Since this says we have “values,” not “variables,” it admits a possibility that 1 - a*b may evaluate to 1. When writing about software, people sometimes use names as placeholders for more complicated expressions. For example, one might have an expression a that is sin(x)/x and an expression b that is 1-y*y and then ask about computing 1 - a*b when the code is actually 1 - (sin(x)/x)*(1-y*y). This would be a problem because C++ allows extra precision to be used when evaluating floating-point expressions.

The most common instances of this is that the compiler uses long double arithmetic while computing expressions containing double operands or it uses a fused multiply-add instructions while computing an expression of the format x + y*z.

Suppose expressions a and b have been computed with excess precision and are positive values less than 1 in that excess precision. E.g., for illustration, suppose double were implemented with four decimal digits but a and b were computed with long double with six decimal digits. a and b could both be .999999. Then a*b is .999998000001 before rounding, .999998 after rounding to six digits. Now suppose that at this point in the computation, the compiler converts from long double to double, perhaps because it decides to store this intermediate value on the stack temporarily while it computes some other things from nearby expressions.
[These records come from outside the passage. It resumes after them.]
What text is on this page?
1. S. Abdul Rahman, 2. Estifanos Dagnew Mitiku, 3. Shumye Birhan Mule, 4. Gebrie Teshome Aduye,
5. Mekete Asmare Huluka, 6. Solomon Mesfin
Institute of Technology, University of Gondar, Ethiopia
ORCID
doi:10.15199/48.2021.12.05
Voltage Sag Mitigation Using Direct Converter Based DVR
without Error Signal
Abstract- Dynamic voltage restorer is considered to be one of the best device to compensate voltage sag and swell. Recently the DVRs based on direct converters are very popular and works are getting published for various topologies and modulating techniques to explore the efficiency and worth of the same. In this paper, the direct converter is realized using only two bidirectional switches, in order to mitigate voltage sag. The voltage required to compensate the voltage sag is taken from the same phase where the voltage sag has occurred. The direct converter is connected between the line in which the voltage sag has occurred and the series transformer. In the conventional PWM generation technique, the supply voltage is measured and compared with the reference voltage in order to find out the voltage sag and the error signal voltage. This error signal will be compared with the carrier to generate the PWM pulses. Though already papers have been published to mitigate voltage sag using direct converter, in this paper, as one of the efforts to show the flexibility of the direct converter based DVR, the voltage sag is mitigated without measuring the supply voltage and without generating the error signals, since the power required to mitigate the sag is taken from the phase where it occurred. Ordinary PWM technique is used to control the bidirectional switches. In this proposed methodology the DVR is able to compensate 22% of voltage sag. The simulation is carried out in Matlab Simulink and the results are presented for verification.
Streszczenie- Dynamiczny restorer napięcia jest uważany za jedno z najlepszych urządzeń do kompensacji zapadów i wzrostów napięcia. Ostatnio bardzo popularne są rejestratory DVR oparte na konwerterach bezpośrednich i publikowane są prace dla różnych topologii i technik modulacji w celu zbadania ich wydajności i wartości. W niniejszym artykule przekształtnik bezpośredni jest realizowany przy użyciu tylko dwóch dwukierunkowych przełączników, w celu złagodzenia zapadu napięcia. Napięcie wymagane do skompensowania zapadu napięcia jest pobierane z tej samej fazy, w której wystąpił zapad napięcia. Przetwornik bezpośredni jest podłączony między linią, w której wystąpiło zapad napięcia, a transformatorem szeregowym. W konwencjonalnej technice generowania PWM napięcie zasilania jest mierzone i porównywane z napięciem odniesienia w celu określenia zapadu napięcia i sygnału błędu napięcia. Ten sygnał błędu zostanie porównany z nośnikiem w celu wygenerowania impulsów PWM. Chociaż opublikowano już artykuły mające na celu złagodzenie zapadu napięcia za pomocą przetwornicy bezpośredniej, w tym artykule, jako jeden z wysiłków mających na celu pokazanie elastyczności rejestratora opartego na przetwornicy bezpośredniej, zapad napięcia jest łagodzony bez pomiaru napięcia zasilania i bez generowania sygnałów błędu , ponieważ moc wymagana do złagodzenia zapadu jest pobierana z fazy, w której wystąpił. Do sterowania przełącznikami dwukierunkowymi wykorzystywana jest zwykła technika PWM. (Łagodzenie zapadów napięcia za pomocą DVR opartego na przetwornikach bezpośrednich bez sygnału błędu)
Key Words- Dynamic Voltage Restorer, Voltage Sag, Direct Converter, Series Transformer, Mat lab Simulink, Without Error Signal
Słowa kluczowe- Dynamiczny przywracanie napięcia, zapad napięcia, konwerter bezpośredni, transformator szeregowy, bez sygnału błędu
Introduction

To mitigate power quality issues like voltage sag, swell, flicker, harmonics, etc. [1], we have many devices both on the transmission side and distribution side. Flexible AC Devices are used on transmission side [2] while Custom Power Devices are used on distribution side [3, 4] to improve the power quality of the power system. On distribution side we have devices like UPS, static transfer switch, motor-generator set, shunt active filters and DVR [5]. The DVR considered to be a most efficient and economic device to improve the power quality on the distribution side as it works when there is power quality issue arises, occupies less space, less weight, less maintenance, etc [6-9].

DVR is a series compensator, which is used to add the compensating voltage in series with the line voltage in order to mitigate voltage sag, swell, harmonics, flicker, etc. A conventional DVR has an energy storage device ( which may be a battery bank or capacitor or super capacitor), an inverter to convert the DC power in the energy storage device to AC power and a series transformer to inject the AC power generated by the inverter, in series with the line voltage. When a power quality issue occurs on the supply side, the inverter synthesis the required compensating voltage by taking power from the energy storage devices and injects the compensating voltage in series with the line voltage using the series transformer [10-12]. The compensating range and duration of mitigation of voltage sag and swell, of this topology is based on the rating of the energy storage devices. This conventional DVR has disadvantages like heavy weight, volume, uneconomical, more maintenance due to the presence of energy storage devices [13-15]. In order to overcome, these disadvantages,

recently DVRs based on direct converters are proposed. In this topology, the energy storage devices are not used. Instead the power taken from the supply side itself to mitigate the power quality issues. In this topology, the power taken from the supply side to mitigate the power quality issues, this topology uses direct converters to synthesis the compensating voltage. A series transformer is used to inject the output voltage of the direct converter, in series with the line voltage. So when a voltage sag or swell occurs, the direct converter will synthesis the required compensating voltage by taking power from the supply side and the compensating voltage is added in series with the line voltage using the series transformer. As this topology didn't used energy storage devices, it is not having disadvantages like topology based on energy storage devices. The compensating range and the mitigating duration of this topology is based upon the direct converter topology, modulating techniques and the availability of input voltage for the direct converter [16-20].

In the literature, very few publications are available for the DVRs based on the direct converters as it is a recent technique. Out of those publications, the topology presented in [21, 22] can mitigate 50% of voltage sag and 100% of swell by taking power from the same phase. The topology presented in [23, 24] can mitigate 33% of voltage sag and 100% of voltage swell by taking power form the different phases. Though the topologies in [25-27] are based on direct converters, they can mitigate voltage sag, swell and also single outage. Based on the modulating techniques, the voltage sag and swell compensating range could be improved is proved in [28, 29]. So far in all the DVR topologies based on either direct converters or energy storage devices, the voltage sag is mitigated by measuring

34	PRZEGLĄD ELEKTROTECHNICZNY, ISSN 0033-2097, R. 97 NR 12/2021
Converting it to four-digit double produces 1.000, because that is the four-decimal-digit number nearest .999998. When the compiler later loads this from the stack and continues evaluation, we have 1 - 1.000, and the result is zero.

On the other hand, if a and b are variables, I expect your expression is safe. When a value is assigned to a variable or is converted with a cast operation, the C++ standard requires it to be converted to the nominal type; the result must be a value in the nominal type, without any “extra precision.” Then, given 0 < a < 1 and 0 < b < 1, the mathematical value (that, without floating-point rounding) ab is less than a and is less than b. Then rounding of ab to the nominal type cannot produce a value greater than a or b with any IEEE-754 rounding method, so it cannot produce 1. (The only requirement here is that the rounding method never skip over values—it might be constrained to round in a particular direction, upward or downward or toward zero or whatever, but it never goes past a representable value in that direction to get to a value farther away from the unrounded result. Since we know ab is bounded above by both a and b, rounding cannot produce any result greater than the lesser of a and b.)

Formally, the C++ standard does not impose any requirements on the accuracy of floating-point results. So a C++ implementation could use a bonkers rounding mode that produced 3.14 for .9*.9. Aside from implementations flushing subnormals to zero, I am not aware of any C++ implementations that do not obey the requirement above. Flushing subnormals to zero will not affect calculations in 1 - a*b when a and b are near 1. (In a perverse floating-point format, with an exponent range narrower than the significand and no subnormal values, .9999 could be representable while .0001 is not because the exponent required for it is out of range. Then 1-.9999*.9999, which would produce .0002 in normal four-digit arithmetic, would produce 0 due to underflow. No such formats are in normal hardware.)

So, if a and b are variables, 0 < a < 1 and 0 < b < 1, and your C++ implementation is reasonable (may use extra precision, may flush subnormals, does not use perverse floating-point formats or rounding), then 1 - a*b does not evaluate to zero.